Dans son dernier ouvrage, Oser l'universalisme (Ed. le Bord de l'eau), la sociologue du CNRS Nathalie Heinich règle leur compte aux néoféministes auxquelles elle reproche d'imposer "une atmosphère fascisante" dans les débats " en "s'arrogeant le droit de faire triompher leurs idées par la menace, l'invective publique, la chasse en meute, le lynchage médiatique." Plus largement, cette spécialiste de la sociologie de l'art, des identités et des valeurs, régulièrement prise à partie pour son appartenance à l'Observatoire du décolonialisme et des idéologies identitaires, dénonce dans ce nouvel essai l'essor d'un communautarisme d'inspiration anglo-saxonne qui vient mettre à mal l'idéal universaliste. Au printemps dernier, elle avait déjà brocardé l'activisme identitaire au sein du milieu universitaire dans un court texte mordant, Ce que le militantisme fait à la recherche (Gallimard).
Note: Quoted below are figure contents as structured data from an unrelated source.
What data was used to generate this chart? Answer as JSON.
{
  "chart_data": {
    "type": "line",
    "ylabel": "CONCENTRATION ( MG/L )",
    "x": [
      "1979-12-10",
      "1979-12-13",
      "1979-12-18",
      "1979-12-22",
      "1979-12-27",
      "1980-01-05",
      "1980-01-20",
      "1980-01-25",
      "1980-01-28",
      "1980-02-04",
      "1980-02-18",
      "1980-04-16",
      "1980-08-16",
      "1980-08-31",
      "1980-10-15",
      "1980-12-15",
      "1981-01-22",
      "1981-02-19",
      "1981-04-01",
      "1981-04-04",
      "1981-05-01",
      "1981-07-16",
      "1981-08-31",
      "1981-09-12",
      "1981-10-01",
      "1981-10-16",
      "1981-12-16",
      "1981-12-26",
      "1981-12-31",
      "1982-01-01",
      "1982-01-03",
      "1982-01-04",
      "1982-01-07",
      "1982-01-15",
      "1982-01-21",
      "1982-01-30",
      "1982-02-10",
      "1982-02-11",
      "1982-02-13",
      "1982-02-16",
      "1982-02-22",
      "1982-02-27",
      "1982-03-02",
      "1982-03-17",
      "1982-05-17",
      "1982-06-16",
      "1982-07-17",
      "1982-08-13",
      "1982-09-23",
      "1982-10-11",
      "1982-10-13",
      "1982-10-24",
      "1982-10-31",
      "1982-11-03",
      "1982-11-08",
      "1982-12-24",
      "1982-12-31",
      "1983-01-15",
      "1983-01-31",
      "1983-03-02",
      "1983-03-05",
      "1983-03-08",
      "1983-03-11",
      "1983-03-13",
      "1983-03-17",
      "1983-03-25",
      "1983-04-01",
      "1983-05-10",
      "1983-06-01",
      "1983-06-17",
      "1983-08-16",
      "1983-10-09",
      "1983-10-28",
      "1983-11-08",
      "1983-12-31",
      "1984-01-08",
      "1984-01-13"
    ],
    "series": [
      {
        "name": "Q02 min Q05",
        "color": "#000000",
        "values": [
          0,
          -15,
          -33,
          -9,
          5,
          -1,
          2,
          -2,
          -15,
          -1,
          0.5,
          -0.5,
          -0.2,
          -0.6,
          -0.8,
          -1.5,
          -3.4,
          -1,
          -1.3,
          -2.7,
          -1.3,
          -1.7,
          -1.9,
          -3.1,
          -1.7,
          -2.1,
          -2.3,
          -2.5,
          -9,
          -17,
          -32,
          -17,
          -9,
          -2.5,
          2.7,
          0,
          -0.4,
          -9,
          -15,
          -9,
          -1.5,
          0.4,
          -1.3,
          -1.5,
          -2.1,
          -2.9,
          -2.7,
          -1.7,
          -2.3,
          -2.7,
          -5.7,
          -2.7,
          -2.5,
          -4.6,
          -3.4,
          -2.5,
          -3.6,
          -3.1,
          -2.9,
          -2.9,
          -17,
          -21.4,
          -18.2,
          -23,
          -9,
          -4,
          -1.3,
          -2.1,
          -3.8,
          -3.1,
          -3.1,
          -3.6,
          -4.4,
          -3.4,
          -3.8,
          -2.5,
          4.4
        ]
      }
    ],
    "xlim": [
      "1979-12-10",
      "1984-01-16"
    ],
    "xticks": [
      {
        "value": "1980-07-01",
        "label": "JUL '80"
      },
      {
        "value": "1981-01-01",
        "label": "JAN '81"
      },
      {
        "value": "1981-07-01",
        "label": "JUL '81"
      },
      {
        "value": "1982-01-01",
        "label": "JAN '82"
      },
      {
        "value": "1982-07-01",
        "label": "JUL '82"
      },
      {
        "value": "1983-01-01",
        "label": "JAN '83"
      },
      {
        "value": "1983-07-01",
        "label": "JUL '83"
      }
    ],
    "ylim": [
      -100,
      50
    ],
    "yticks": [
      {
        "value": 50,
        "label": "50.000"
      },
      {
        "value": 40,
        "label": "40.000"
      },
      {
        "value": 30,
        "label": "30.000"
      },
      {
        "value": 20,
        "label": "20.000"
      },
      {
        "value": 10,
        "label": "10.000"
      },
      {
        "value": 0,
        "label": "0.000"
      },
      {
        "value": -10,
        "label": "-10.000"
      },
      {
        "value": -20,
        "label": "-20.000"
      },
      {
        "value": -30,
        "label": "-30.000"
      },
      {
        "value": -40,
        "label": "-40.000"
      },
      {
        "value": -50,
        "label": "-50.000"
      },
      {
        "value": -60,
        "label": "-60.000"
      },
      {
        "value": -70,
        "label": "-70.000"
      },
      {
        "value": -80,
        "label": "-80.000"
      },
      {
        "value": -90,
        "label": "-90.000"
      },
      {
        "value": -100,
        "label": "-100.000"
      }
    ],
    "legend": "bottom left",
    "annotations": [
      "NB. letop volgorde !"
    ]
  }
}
L'Express : Le dialogue au sein des courants du mouvement féministe a toujours été compliqué. La nouveauté, c'est qu'il est devenu impossible ?
Nathalie Heinich : Il y a toujours eu des fractures dans le féminisme. J'ai moi-même connu, dans les années 1970, l'émergence conflictuelle d'un féminisme "différentialiste", affirmant la spécificité et la positivité du féminin, alors que le féminisme français de l'époque était plutôt universaliste, tendant à l'égalité par la suspension de la différence des sexes là où elle est sans pertinence (par exemple dans le contexte civique d'exercice de la citoyenneté, ou dans le contexte professionnel, chacun devant être considéré pour ce qu'il est et non en fonction de son sexe biologique).
Pour ma part je suis restée fidèle à cette position, et je revendique le droit de ne pas être systématiquement ramenée à mon sexe quelles que soient les circonstances : je ne me considère pas comme une femme sociologue mais comme un chercheur, et je serais très vexée qu'on rapporte mon travail à celui de mes collègues femmes plutôt qu'à celui de l'ensemble des sociologues.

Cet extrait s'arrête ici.